Predicting MEMS Package Level Failure Modes in Automotive Applications 2016-01-0266
The use of Micro Electro-Mechanical Systems (MEMS) for measuring accelerations, pressure, gyroscopic yaw rate and humidity in engine controls, inflatable restraint, braking, stability and other safety critical vehicle systems is increasing. Their use in these safety critical systems in high stress automotive environments makes ensuring their reliability and durability essential tasks, especially as the Vehicle System Functional Safety requirements of ISO-26262 are being implemented across the industry. A Design for Reliability (DfR) approach that applies Physics of Failure methods to evaluate and eliminate or mitigate susceptibilities to failure modes of a device during the design of a product is the most effective and efficient way to achieve Functional Safety levels of reliability-durability.
MEMS packages exhibit several failure modes that can be predicted as a device is designed using modern Computer Aided Engineering (CAE) software tools. This paper provides a methodology for using the Sherlock ADA CAE APP to rapidly create a high-fidelity model of a MEMS interposer with all the conductor geometries. The two failure modes that are explored with this model are:
Package warpage due to copper imbalance between the two sides of the MEMS interposer. If a Coefficient of Thermal Expansion (CTE) mismatch due to copper imbalance exists between the two sides, bending of the package can occur to such a degree that it becomes impossible to assemble the solder interconnects.

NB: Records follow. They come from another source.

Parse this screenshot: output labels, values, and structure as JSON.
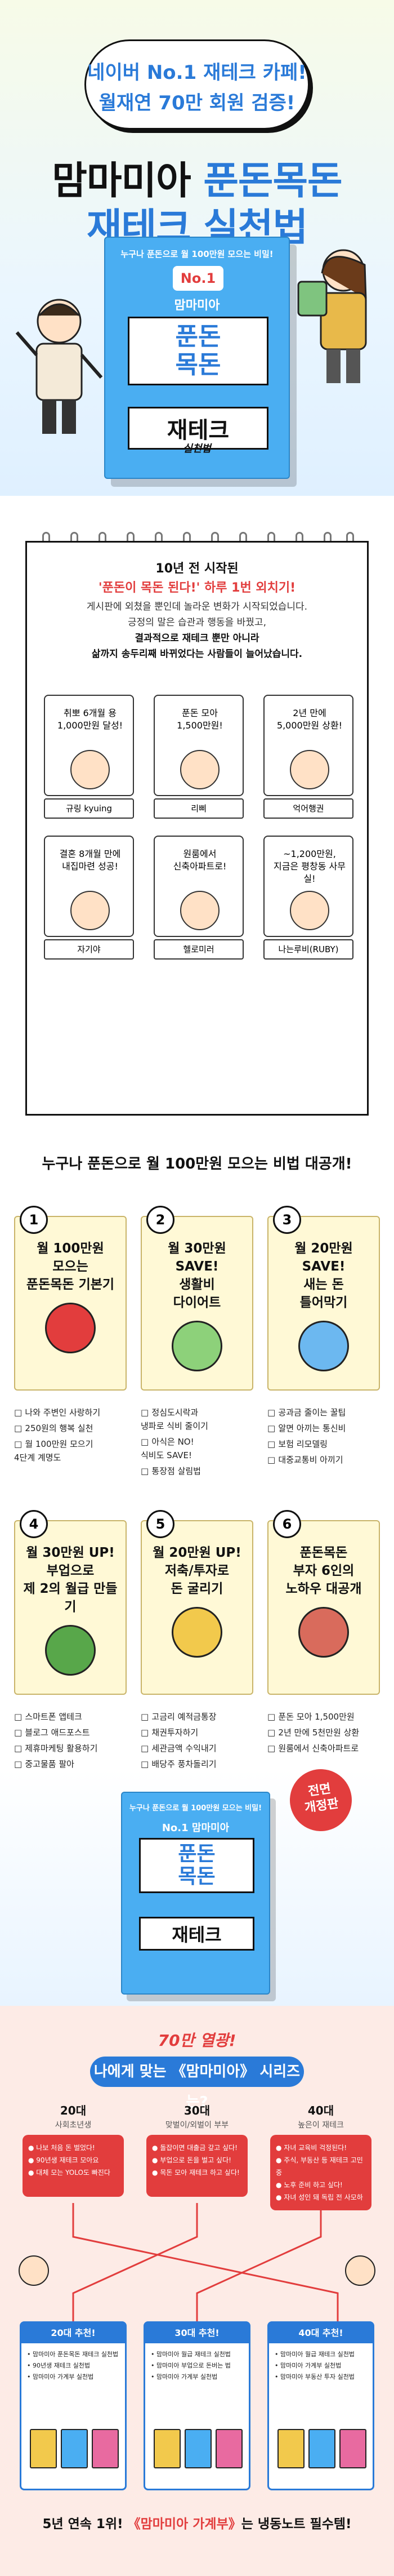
{
  "hero": {
    "bubble_line1": "네이버 No.1 재테크 카페!",
    "bubble_line2": "월재연 70만 회원 검증!",
    "title_line1_prefix": "맘마미아 ",
    "title_line1_accent": "푼돈목돈",
    "title_line2": "재테크 실천법",
    "book_tag": "누구나 푼돈으로 월 100만원 모으는 비밀!",
    "book_badge": "No.1",
    "book_brand": "맘마미아",
    "book_main": "푼돈\n목돈",
    "book_sub": "재테크",
    "book_sub2": "실천법"
  },
  "story": {
    "head1": "10년 전 시작된",
    "head2": "'푼돈이 목돈 된다!' 하루 1번 외치기!",
    "body1": "게시판에 외쳤을 뿐인데 놀라운 변화가 시작되었습니다.",
    "body2": "긍정의 말은 습관과 행동을 바꿨고,",
    "body3": "결과적으로 재테크 뿐만 아니라",
    "body4": "삶까지 송두리째 바뀌었다는 사람들이 늘어났습니다.",
    "quotes": [
      {
        "text": "취뽀 6개월 용\n1,000만원 달성!",
        "name": "규링 kyuing"
      },
      {
        "text": "푼돈 모아\n1,500만원!",
        "name": "리삐"
      },
      {
        "text": "2년 만에\n5,000만원 상환!",
        "name": "억어행권"
      },
      {
        "text": "결혼 8개월 만에\n내집마련 성공!",
        "name": "자기야"
      },
      {
        "text": "원룸에서\n신축아파트로!",
        "name": "헬로미러"
      },
      {
        "text": "~1,200만원,\n지금은 평창동 사무실!",
        "name": "나는루비(RUBY)"
      }
    ]
  },
  "secrets": {
    "title": "누구나 푼돈으로 월 100만원 모으는 비법 대공개!",
    "cards": [
      {
        "num": "1",
        "title": "월 100만원\n모으는\n푼돈목돈 기본기",
        "items": [
          "나와 주변인 사랑하기",
          "250원의 행복 실천",
          "월 100만원 모으기\n4단계 계명도"
        ]
      },
      {
        "num": "2",
        "title": "월 30만원 SAVE!\n생활비\n다이어트",
        "items": [
          "정심도시락과\n냉파로 식비 줄이기",
          "아식은 NO!\n식비도 SAVE!",
          "통장점 살림법"
        ]
      },
      {
        "num": "3",
        "title": "월 20만원 SAVE!\n새는 돈\n틀어막기",
        "items": [
          "공과금 줄이는 꿀팁",
          "알면 아끼는 통신비",
          "보험 리모델링",
          "대중교통비 아끼기"
        ]
      },
      {
        "num": "4",
        "title": "월 30만원 UP!\n부업으로\n제 2의 월급 만들기",
        "items": [
          "스마트폰 앱테크",
          "블로그 애드포스트",
          "제휴마케팅 활용하기",
          "중고물품 팔아"
        ]
      },
      {
        "num": "5",
        "title": "월 20만원 UP!\n저축/투자로\n돈 굴리기",
        "items": [
          "고금리 예적금통장",
          "채권투자하기",
          "세관금액 수익내기",
          "배당주 풍차돌리기"
        ]
      },
      {
        "num": "6",
        "title": "푼돈목돈\n부자 6인의\n노하우 대공개",
        "items": [
          "푼돈 모아 1,500만원",
          "2년 만에 5천만원 상환",
          "원룸에서 신축아파트로"
        ]
      }
    ]
  },
  "revised": {
    "book_tag": "누구나 푼돈으로 월 100만원 모으는 비밀!",
    "book_brand": "No.1 맘마미아",
    "book_main": "푼돈\n목돈",
    "book_sub": "재테크",
    "stamp": "전면\n개정판"
  },
  "series": {
    "subtitle": "70만 열광!",
    "title": "나에게 맞는 《맘마미아》 시리즈는?",
    "ages": [
      {
        "age": "20대",
        "role": "사회초년생",
        "items": [
          "나보 처음 돈 벌었다!",
          "90년생 재테크 모아요",
          "대체 모는 YOLO도 빠진다"
        ]
      },
      {
        "age": "30대",
        "role": "맞벌이/외벌이 부부",
        "items": [
          "돌잡이면 대출금 갚고 싶다!",
          "부업으로 돈을 벌고 싶다!",
          "목돈 모아 재테크 하고 싶다!"
        ]
      },
      {
        "age": "40대",
        "role": "높은이 재테크",
        "items": [
          "자녀 교육비 걱정된다!",
          "주식, 부동산 등 재테크 고민중",
          "노후 준비 하고 싶다!",
          "자녀 성인 돼 독립 전 사모하"
        ]
      }
    ],
    "recs": [
      {
        "title": "20대 추천!",
        "items": [
          "맘마미아 푼돈목돈 재테크 실천법",
          "90년생 재테크 실천법",
          "맘마미아 가계부 실천법"
        ]
      },
      {
        "title": "30대 추천!",
        "items": [
          "맘마미아 월급 재테크 실천법",
          "맘마미아 부업으로 돈버는 법",
          "맘마미아 가계부 실천법"
        ]
      },
      {
        "title": "40대 추천!",
        "items": [
          "맘마미아 월급 재테크 실천법",
          "맘마미아 가계부 실천법",
          "맘마미아 부동산 투자 실천법"
        ]
      }
    ],
    "footer_prefix": "5년 연속 1위!",
    "footer_book": "《맘마미아 가계부》",
    "footer_suffix": "는 냉동노트 필수템!"
  },
  "colors": {
    "accent": "#2a7ad8",
    "red": "#e23d3d"
  }
}
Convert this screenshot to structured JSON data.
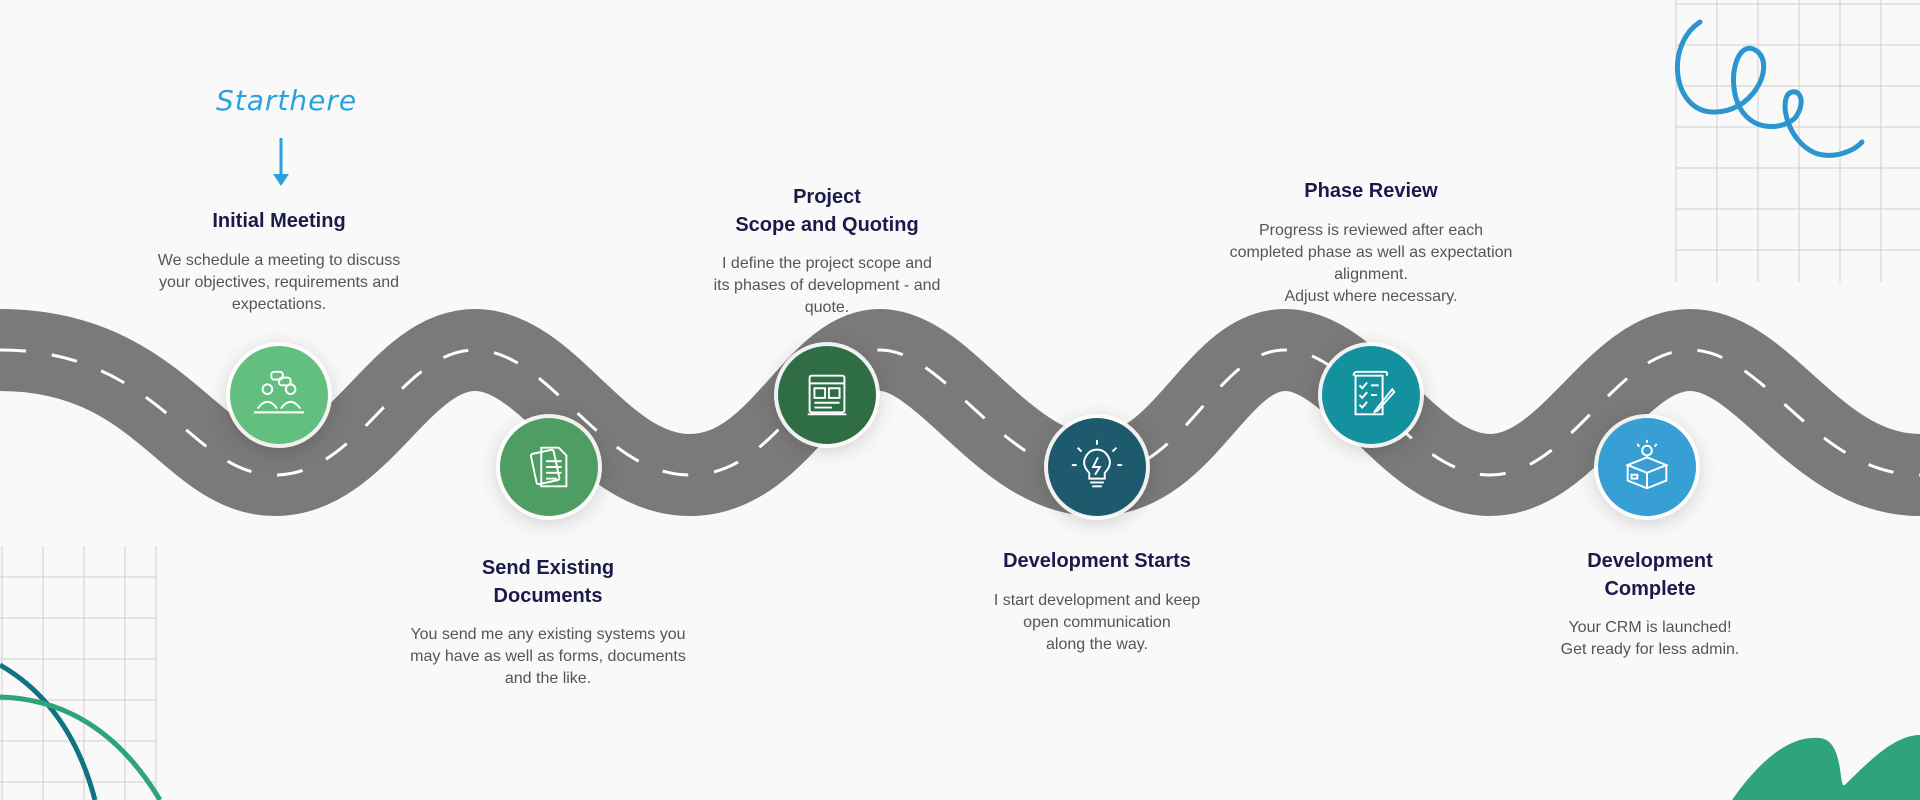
{
  "start_label": "Starthere",
  "colors": {
    "road": "#7a7a7a",
    "road_dash": "#ffffff",
    "title": "#1b1b4b",
    "desc": "#555555",
    "accent_blue": "#2aa2dd",
    "accent_green": "#2fa37a"
  },
  "steps": [
    {
      "title": "Initial Meeting",
      "title_lines": [
        "Initial Meeting"
      ],
      "desc_lines": [
        "We schedule a meeting to discuss",
        "your objectives, requirements and",
        "expectations."
      ],
      "icon": "meeting-icon",
      "color": "#62bf7f"
    },
    {
      "title": "Send Existing Documents",
      "title_lines": [
        "Send Existing",
        "Documents"
      ],
      "desc_lines": [
        "You send me any existing systems you",
        "may have as well as forms, documents",
        "and the like."
      ],
      "icon": "documents-icon",
      "color": "#4e9e63"
    },
    {
      "title": "Project Scope and Quoting",
      "title_lines": [
        "Project",
        "Scope and Quoting"
      ],
      "desc_lines": [
        "I define the project scope and",
        "its phases of development - and",
        "quote."
      ],
      "icon": "blueprint-icon",
      "color": "#2f6e45"
    },
    {
      "title": "Development Starts",
      "title_lines": [
        "Development Starts"
      ],
      "desc_lines": [
        "I start development and keep",
        "open communication",
        "along the way."
      ],
      "icon": "lightbulb-icon",
      "color": "#1e5a6e"
    },
    {
      "title": "Phase Review",
      "title_lines": [
        "Phase Review"
      ],
      "desc_lines": [
        "Progress is reviewed after each",
        "completed phase as well as expectation",
        "alignment.",
        "Adjust where necessary."
      ],
      "icon": "checklist-icon",
      "color": "#13919e"
    },
    {
      "title": "Development Complete",
      "title_lines": [
        "Development",
        "Complete"
      ],
      "desc_lines": [
        "Your CRM is launched!",
        "Get ready for less admin."
      ],
      "icon": "package-icon",
      "color": "#389fd4"
    }
  ]
}
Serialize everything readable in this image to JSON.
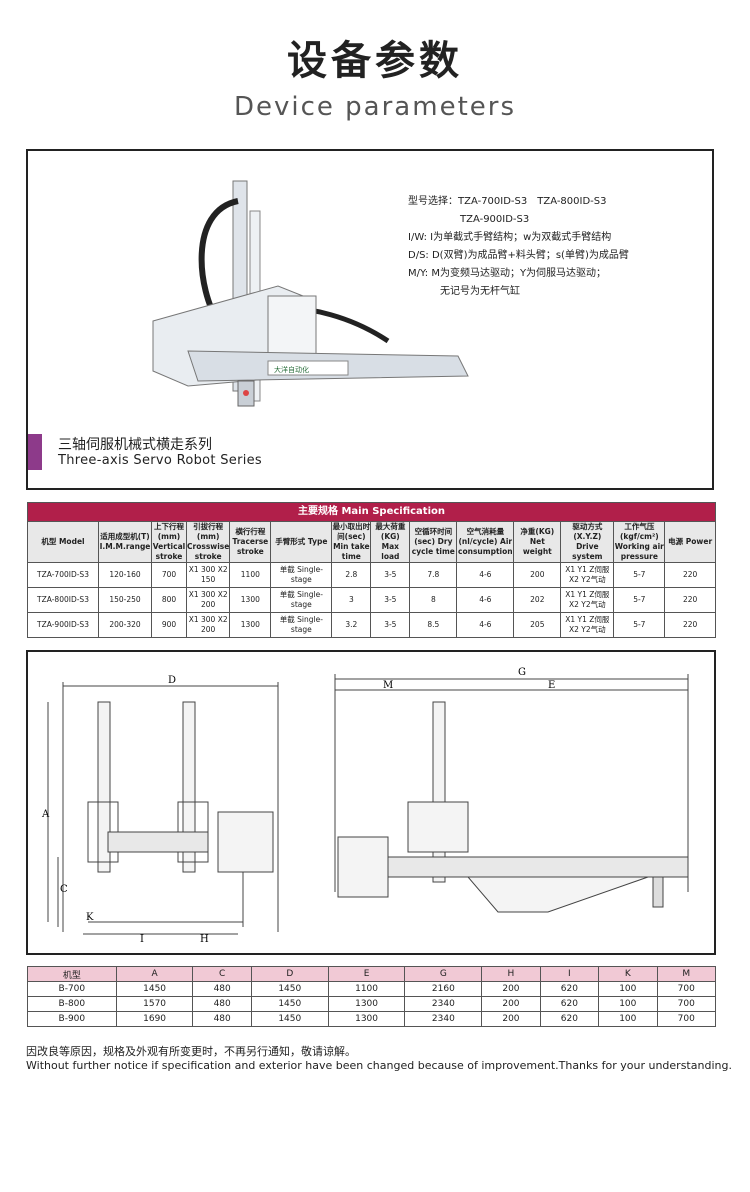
{
  "header": {
    "title_cn": "设备参数",
    "title_en": "Device parameters"
  },
  "product": {
    "notes": [
      "型号选择：TZA-700ID-S3　TZA-800ID-S3",
      "TZA-900ID-S3",
      "I/W: I为单截式手臂结构；w为双截式手臂结构",
      "D/S: D(双臂)为成品臂+料头臂；s(单臂)为成品臂",
      "M/Y: M为变频马达驱动；Y为伺服马达驱动；",
      "无记号为无杆气缸"
    ],
    "series_cn": "三轴伺服机械式横走系列",
    "series_en": "Three-axis Servo Robot Series",
    "robot_logo": "大洋自动化"
  },
  "spec": {
    "title": "主要规格 Main Specification",
    "columns": [
      "机型 Model",
      "适用成型机(T) I.M.M.range",
      "上下行程(mm) Vertical stroke",
      "引拔行程(mm) Crosswise stroke",
      "横行行程 Tracerse stroke",
      "手臂形式 Type",
      "最小取出时间(sec) Min take time",
      "最大荷重(KG) Max load",
      "空循环时间(sec) Dry cycle time",
      "空气消耗量(nl/cycle) Air consumption",
      "净重(KG) Net weight",
      "驱动方式(X.Y.Z) Drive system",
      "工作气压(kgf/cm²) Working air pressure",
      "电源 Power"
    ],
    "rows": [
      [
        "TZA-700ID-S3",
        "120-160",
        "700",
        "X1 300 X2 150",
        "1100",
        "单截 Single-stage",
        "2.8",
        "3-5",
        "7.8",
        "4-6",
        "200",
        "X1 Y1 Z伺服 X2 Y2气动",
        "5-7",
        "220"
      ],
      [
        "TZA-800ID-S3",
        "150-250",
        "800",
        "X1 300 X2 200",
        "1300",
        "单截 Single-stage",
        "3",
        "3-5",
        "8",
        "4-6",
        "202",
        "X1 Y1 Z伺服 X2 Y2气动",
        "5-7",
        "220"
      ],
      [
        "TZA-900ID-S3",
        "200-320",
        "900",
        "X1 300 X2 200",
        "1300",
        "单截 Single-stage",
        "3.2",
        "3-5",
        "8.5",
        "4-6",
        "205",
        "X1 Y1 Z伺服 X2 Y2气动",
        "5-7",
        "220"
      ]
    ]
  },
  "drawing": {
    "labels": [
      "D",
      "A",
      "C",
      "K",
      "I",
      "H",
      "G",
      "M",
      "E"
    ]
  },
  "dimensions": {
    "columns": [
      "机型",
      "A",
      "C",
      "D",
      "E",
      "G",
      "H",
      "I",
      "K",
      "M"
    ],
    "rows": [
      [
        "B-700",
        "1450",
        "480",
        "1450",
        "1100",
        "2160",
        "200",
        "620",
        "100",
        "700"
      ],
      [
        "B-800",
        "1570",
        "480",
        "1450",
        "1300",
        "2340",
        "200",
        "620",
        "100",
        "700"
      ],
      [
        "B-900",
        "1690",
        "480",
        "1450",
        "1300",
        "2340",
        "200",
        "620",
        "100",
        "700"
      ]
    ]
  },
  "footer": {
    "note_cn": "因改良等原因，规格及外观有所变更时，不再另行通知，敬请谅解。",
    "note_en": "Without further notice if specification and exterior have been changed because of improvement.Thanks for your understanding."
  }
}
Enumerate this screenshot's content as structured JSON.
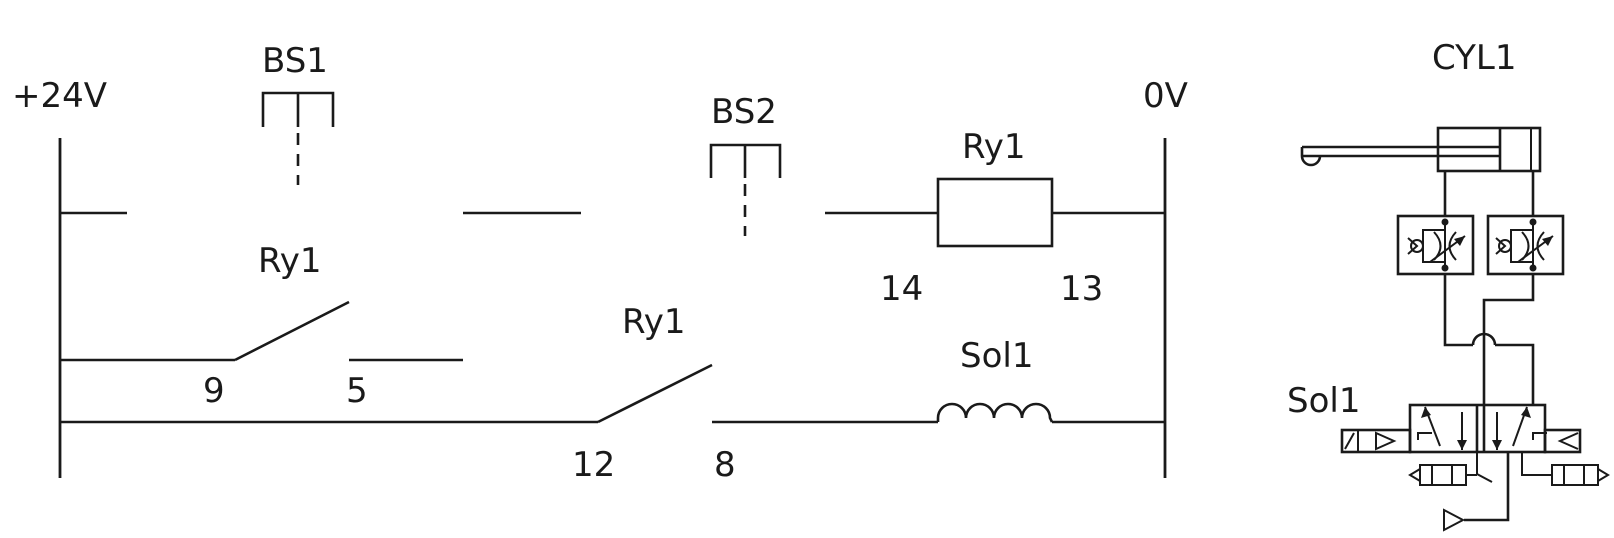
{
  "rails": {
    "positive": "+24V",
    "negative": "0V"
  },
  "switches": {
    "bs1": "BS1",
    "bs2": "BS2"
  },
  "relay": {
    "coil_label": "Ry1",
    "coil_terminal_a": "14",
    "coil_terminal_b": "13",
    "contact1_label": "Ry1",
    "contact1_terminal_a": "9",
    "contact1_terminal_b": "5",
    "contact2_label": "Ry1",
    "contact2_terminal_a": "12",
    "contact2_terminal_b": "8"
  },
  "solenoid": {
    "coil_label": "Sol1",
    "valve_label": "Sol1"
  },
  "cylinder": {
    "label": "CYL1"
  }
}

Filled microvia delamination that can occur when the filled microvias have copper structures that can delaminate from the copper traces in the conductor layers.
High-fidelity CAE modeling where each layer can be meshed based on the actual geometry of the layout of a MEMS device provides a predictive tool that allows designers to optimize the design to balance the layout without the need for costly and time consuming manufacture and testing of prototype parts.